En réalité, au-delà de la polémique qui vise un homme, deux questions sont ici posées : le peuple peut-il se tromper ? Et s’il se trompe, serait-ce qu’il a été trompé ?

Oui, il ne faut pas craindre d’affirmer que le peuple peut se tromper. Il se trompe lorsqu’il choisit par les urnes ceux qui le conduisent au désastre. Daniel Cohn-Bendit peut se permettre de rappeler que le peuple Allemand avait démocratiquement choisi Hitler, lui dont les parents avaient fui la persécution dont étaient victimes les juifs dans l’Allemagne nazie. Mais on peut tout aussi bien rappeler que dans les années qui ont précédé la seconde guerre mondiale, le peuple Français avait refusé d’entendre les voix qui l’appelaient à la vigilance, et préféré un pacifisme mortifère. Le même peuple Français qui, en juin 40 et dans les mois qui ont suivi, a soutenu Pétain… Serait-ce donc malséant de rappeler que le peuple peut se tromper ?

Oui, le peuple peut se tromper. Et refuser d’évoquer cette hypothèse, c’est au mieux de la naïveté, au pire, du déni. De surcroît, la grandeur du politique est de savoir, à la fois, respecter les décisions du suffrage universel et, parfois, agir contre les tendances de l’opinion telles que nous les révèlent les sondages.

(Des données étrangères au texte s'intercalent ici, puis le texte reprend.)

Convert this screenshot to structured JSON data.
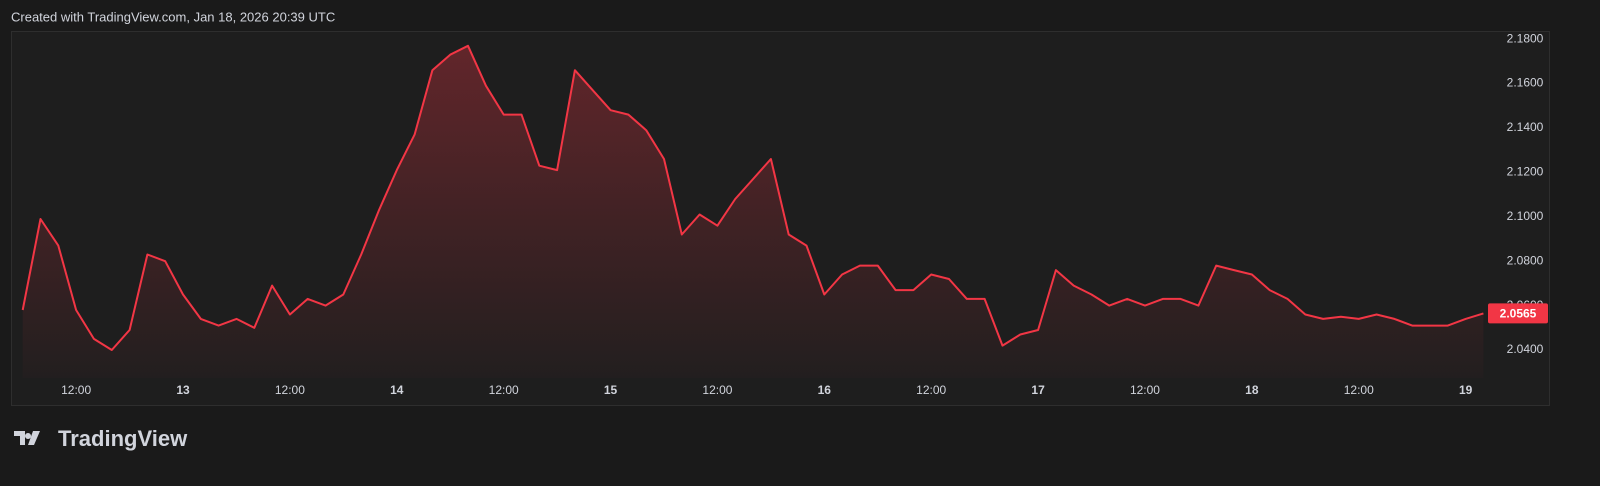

D’ailleurs, s’il avait fallu suivre l’opinion, Robert Badinter n’aurait jamais pu faire abolir la peine de mort ! …

Mais le peuple se trompe parfois parce qu’il est trompé. En l’espèce, s’agissant du référendum britannique, force est de constater que depuis la victoire du « Leave », ses plus ardents promoteurs ont déserté la scène politique, incapables d’assumer les conséquences de la tromperie dans laquelle ils s’étaient engagés. Boris Johnson qui avait choisi ce camp par calcul plus que par conviction se trouve dépassé par les résultats du vote et pris à son propre piège. Nigel Farage qui a – de son propre aveu – utilisé le mensonge pour atteindre son objectif se retire en prétendant qu’il n’a plus rien à faire puisqu’il ne visait que ce résultat. L’un et l’autre révèlent la face peu glorieuse de politiques suffisamment démagogues pour sacrifier le sort d’une nation sur l’autel de leurs ambitions ou de leurs obsessions, et assez lâches pour ne pas en assumer la responsabilité.

Au-delà de l’exemple britannique, nous pourrions fort bien méditer – pour le présent comme pour l’avenir – cette fable du peuple qui se trompe parce qu’il est trompé. Et François Hollande, aujourd’hui contesté en raison de ses reniements qui sont une autre forme de mensonge en politique, en est pour nous la plus récente illustration. D’une autre manière, nous pourrions tout aussi bien nous interroger sur la tendance de certains dirigeants politiques qui, l’œil rivé sur les sondages, repoussent l’idée d’accueillir davantage de réfugiés, font assaut de déclarations confondant autorité et autoritarisme, stigmatisent telle ou telle catégorie de population, ou encore préconisent des solutions simplistes faute de savoir apporter des réponses à la complexité.

Ainsi, faisant semblant donner raison aux électeurs, ils les trompent plus sûrement. Faut-il alors s’étonner que le peuple se trompe ? Et faut-il s’étonner qu’il rejette ensuite la cause de ses errements sur la tête de ceux qui l’ont trompé ?

* Une polémique dont la virulence n’a eu d’égale que la brièveté, balayée par la perspective de la finale de l’Euro de football.

 ** Jacques Julliard a eu, dans les colonnes de « Marianne » et sur un tout autre sujet, une formule que l’on retiendra : « La démocratie ne consiste pas à affirmer que le peuple a toujours raison, mais qu’il suffit de ne pas prétendre avoir raison contre le peuple ».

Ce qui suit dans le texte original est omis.